Grâce à notre experience nous bénéficions de protocoles déjà approuvés ce qui permet de ne pas avoir à faire de mise au point. L’ensemble des animaux ne servira uniquement que pour l’étude de l’effet des traitements. Néanmoins, dans un souci de conservation de la fiabilité des résultats et pour ainsi éviter d’avoir à refaire les expériences, nous réaliserons des groupes d’étude suffisamment solides d’un point de vue biostatistique (validé grâce à un outil d’évaluation en ligne). Ainsi, pour des modèles humanisés des groupes de 5 souris pour 5 reconstitutions seront suffisants. Le suivi de croissance tumorale se fera de manière externe sans nécessité de recours à une dissection, permettant ainsi un suivi longitudinal optimisé sans mise à mort. Enfin, il s’agira de ne tester que les molécules déjà présélectionnées pour leur efficacité dans les modèles précliniques in-vitro.

3. Raffinement

3R / Raffinement :

Nous avons cherché à optimiser l’expérimentation en mettant en place une méthodologie d’étude courte et efficace : suivi de tumeur sur un temps limité (4 semaines maximum), tout en minimisant les douleurs ou détresse. Nous avons ainsi choisi des modèles de souris dont nous connaissons les comportements et la capacité de prise de greffe. Les animaux plus jeunes, seront manipulés régulièrement et ainsi habitués en vue d’une réduction du stress. En cours d’expérimentation, nous avons choisi de faire les greffes tumorales uniquement sous-cutané (au flanc arrière) de manière à ne gêner en rien la vie de l’animal (locomotion, alimentation), le suivi sera ainsi facilité par mesure manuelle externe sur animal vigile (mesure au pied à coulisse), ou grâce à un système d’imagerie par bioluminescence (l’animal sera alors sous anesthésie dans l’appareil à +37°C). Aucune mesure invasive ne sera ainsi faite. Enfin, l’étude préalable du nombre d’animaux strictement nécessaires, nous permettra d’obtenir des résultats en quantité suffisante pour ne pas avoir à réitérer des lots expérimentaux.

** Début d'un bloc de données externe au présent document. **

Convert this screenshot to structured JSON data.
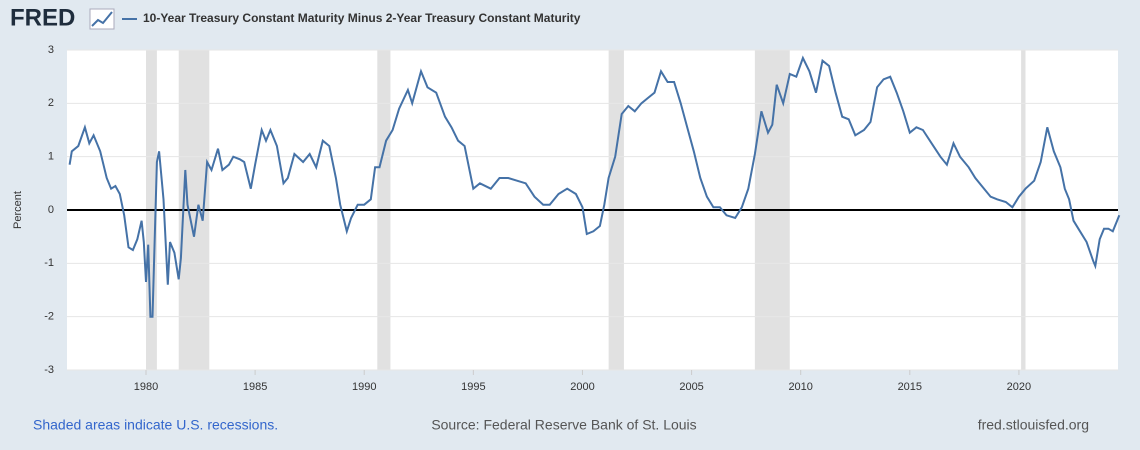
{
  "header": {
    "logo": "FRED"
  },
  "chart_data": {
    "type": "line",
    "y_label": "Percent",
    "x": [
      1976.5,
      1976.6,
      1976.9,
      1977.2,
      1977.4,
      1977.6,
      1977.9,
      1978.2,
      1978.4,
      1978.6,
      1978.8,
      1979.0,
      1979.2,
      1979.4,
      1979.6,
      1979.8,
      1979.9,
      1980.0,
      1980.1,
      1980.2,
      1980.3,
      1980.5,
      1980.6,
      1980.8,
      1981.0,
      1981.1,
      1981.3,
      1981.5,
      1981.6,
      1981.8,
      1981.9,
      1982.2,
      1982.4,
      1982.6,
      1982.8,
      1983.0,
      1983.3,
      1983.5,
      1983.8,
      1984.0,
      1984.3,
      1984.5,
      1984.8,
      1985.0,
      1985.3,
      1985.5,
      1985.7,
      1986.0,
      1986.3,
      1986.5,
      1986.8,
      1987.2,
      1987.5,
      1987.8,
      1988.1,
      1988.4,
      1988.7,
      1988.9,
      1989.2,
      1989.4,
      1989.7,
      1990.0,
      1990.3,
      1990.5,
      1990.7,
      1991.0,
      1991.3,
      1991.6,
      1992.0,
      1992.2,
      1992.6,
      1992.9,
      1993.3,
      1993.7,
      1994.0,
      1994.3,
      1994.6,
      1995.0,
      1995.3,
      1995.8,
      1996.2,
      1996.6,
      1997.0,
      1997.4,
      1997.8,
      1998.2,
      1998.5,
      1998.9,
      1999.3,
      1999.7,
      2000.0,
      2000.2,
      2000.5,
      2000.8,
      2001.0,
      2001.2,
      2001.5,
      2001.8,
      2002.1,
      2002.4,
      2002.7,
      2003.0,
      2003.3,
      2003.6,
      2003.9,
      2004.2,
      2004.5,
      2004.8,
      2005.1,
      2005.4,
      2005.7,
      2006.0,
      2006.3,
      2006.6,
      2007.0,
      2007.3,
      2007.6,
      2007.9,
      2008.2,
      2008.5,
      2008.7,
      2008.9,
      2009.2,
      2009.5,
      2009.8,
      2010.1,
      2010.4,
      2010.7,
      2011.0,
      2011.3,
      2011.6,
      2011.9,
      2012.2,
      2012.5,
      2012.9,
      2013.2,
      2013.5,
      2013.8,
      2014.1,
      2014.4,
      2014.7,
      2015.0,
      2015.3,
      2015.6,
      2016.0,
      2016.4,
      2016.7,
      2017.0,
      2017.3,
      2017.7,
      2018.0,
      2018.3,
      2018.7,
      2019.0,
      2019.4,
      2019.7,
      2020.0,
      2020.3,
      2020.7,
      2021.0,
      2021.3,
      2021.6,
      2021.9,
      2022.1,
      2022.3,
      2022.5,
      2022.8,
      2023.1,
      2023.4,
      2023.5,
      2023.7,
      2023.9,
      2024.1,
      2024.3,
      2024.5,
      2024.6
    ],
    "series": [
      {
        "name": "10-Year Treasury Constant Maturity Minus 2-Year Treasury Constant Maturity",
        "color": "#4572a7",
        "values": [
          0.85,
          1.1,
          1.2,
          1.55,
          1.25,
          1.4,
          1.1,
          0.6,
          0.4,
          0.45,
          0.3,
          -0.1,
          -0.7,
          -0.75,
          -0.55,
          -0.2,
          -0.6,
          -1.35,
          -0.65,
          -2.0,
          -2.0,
          0.9,
          1.1,
          0.2,
          -1.4,
          -0.6,
          -0.8,
          -1.3,
          -0.9,
          0.75,
          0.1,
          -0.5,
          0.1,
          -0.2,
          0.9,
          0.75,
          1.15,
          0.75,
          0.85,
          1.0,
          0.95,
          0.9,
          0.4,
          0.85,
          1.5,
          1.3,
          1.5,
          1.2,
          0.5,
          0.6,
          1.05,
          0.9,
          1.05,
          0.8,
          1.3,
          1.2,
          0.6,
          0.1,
          -0.4,
          -0.15,
          0.1,
          0.1,
          0.2,
          0.8,
          0.8,
          1.3,
          1.5,
          1.9,
          2.25,
          2.0,
          2.6,
          2.3,
          2.2,
          1.75,
          1.55,
          1.3,
          1.2,
          0.4,
          0.5,
          0.4,
          0.6,
          0.6,
          0.55,
          0.5,
          0.25,
          0.1,
          0.1,
          0.3,
          0.4,
          0.3,
          0.05,
          -0.45,
          -0.4,
          -0.3,
          0.1,
          0.6,
          1.0,
          1.8,
          1.95,
          1.85,
          2.0,
          2.1,
          2.2,
          2.6,
          2.4,
          2.4,
          2.0,
          1.55,
          1.1,
          0.6,
          0.25,
          0.05,
          0.05,
          -0.1,
          -0.15,
          0.05,
          0.4,
          1.05,
          1.85,
          1.45,
          1.6,
          2.35,
          2.0,
          2.55,
          2.5,
          2.85,
          2.6,
          2.2,
          2.8,
          2.7,
          2.2,
          1.75,
          1.7,
          1.4,
          1.5,
          1.65,
          2.3,
          2.45,
          2.5,
          2.2,
          1.85,
          1.45,
          1.55,
          1.5,
          1.25,
          1.0,
          0.85,
          1.25,
          1.0,
          0.8,
          0.6,
          0.45,
          0.25,
          0.2,
          0.15,
          0.05,
          0.25,
          0.4,
          0.55,
          0.9,
          1.55,
          1.1,
          0.8,
          0.4,
          0.2,
          -0.2,
          -0.4,
          -0.6,
          -0.95,
          -1.05,
          -0.55,
          -0.35,
          -0.35,
          -0.4,
          -0.2,
          -0.1
        ]
      }
    ],
    "recessions": [
      [
        1980.0,
        1980.5
      ],
      [
        1981.5,
        1982.9
      ],
      [
        1990.6,
        1991.2
      ],
      [
        2001.2,
        2001.9
      ],
      [
        2007.9,
        2009.5
      ],
      [
        2020.1,
        2020.3
      ]
    ],
    "xlim": [
      1976.38,
      2024.54
    ],
    "ylim": [
      -3,
      3
    ],
    "xticks": [
      1980,
      1985,
      1990,
      1995,
      2000,
      2005,
      2010,
      2015,
      2020
    ],
    "yticks": [
      -3,
      -2,
      -1,
      0,
      1,
      2,
      3
    ],
    "grid": true
  },
  "footer": {
    "left": "Shaded areas indicate U.S. recessions.",
    "center": "Source: Federal Reserve Bank of St. Louis",
    "right": "fred.stlouisfed.org"
  }
}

Expliquer le choix des espèces et les stades de développement y afférents.

Les souris sont des petits rongeurs qui permettent de réaliser des groupes cohérents et limités pour l’étude efficace des effets des molécules thérapeutiques testées en faible quantité. Nous utilisons des souris immunodéficientes pour permettre la xenogreffe de cellules humaines (tumorales et immunitaires).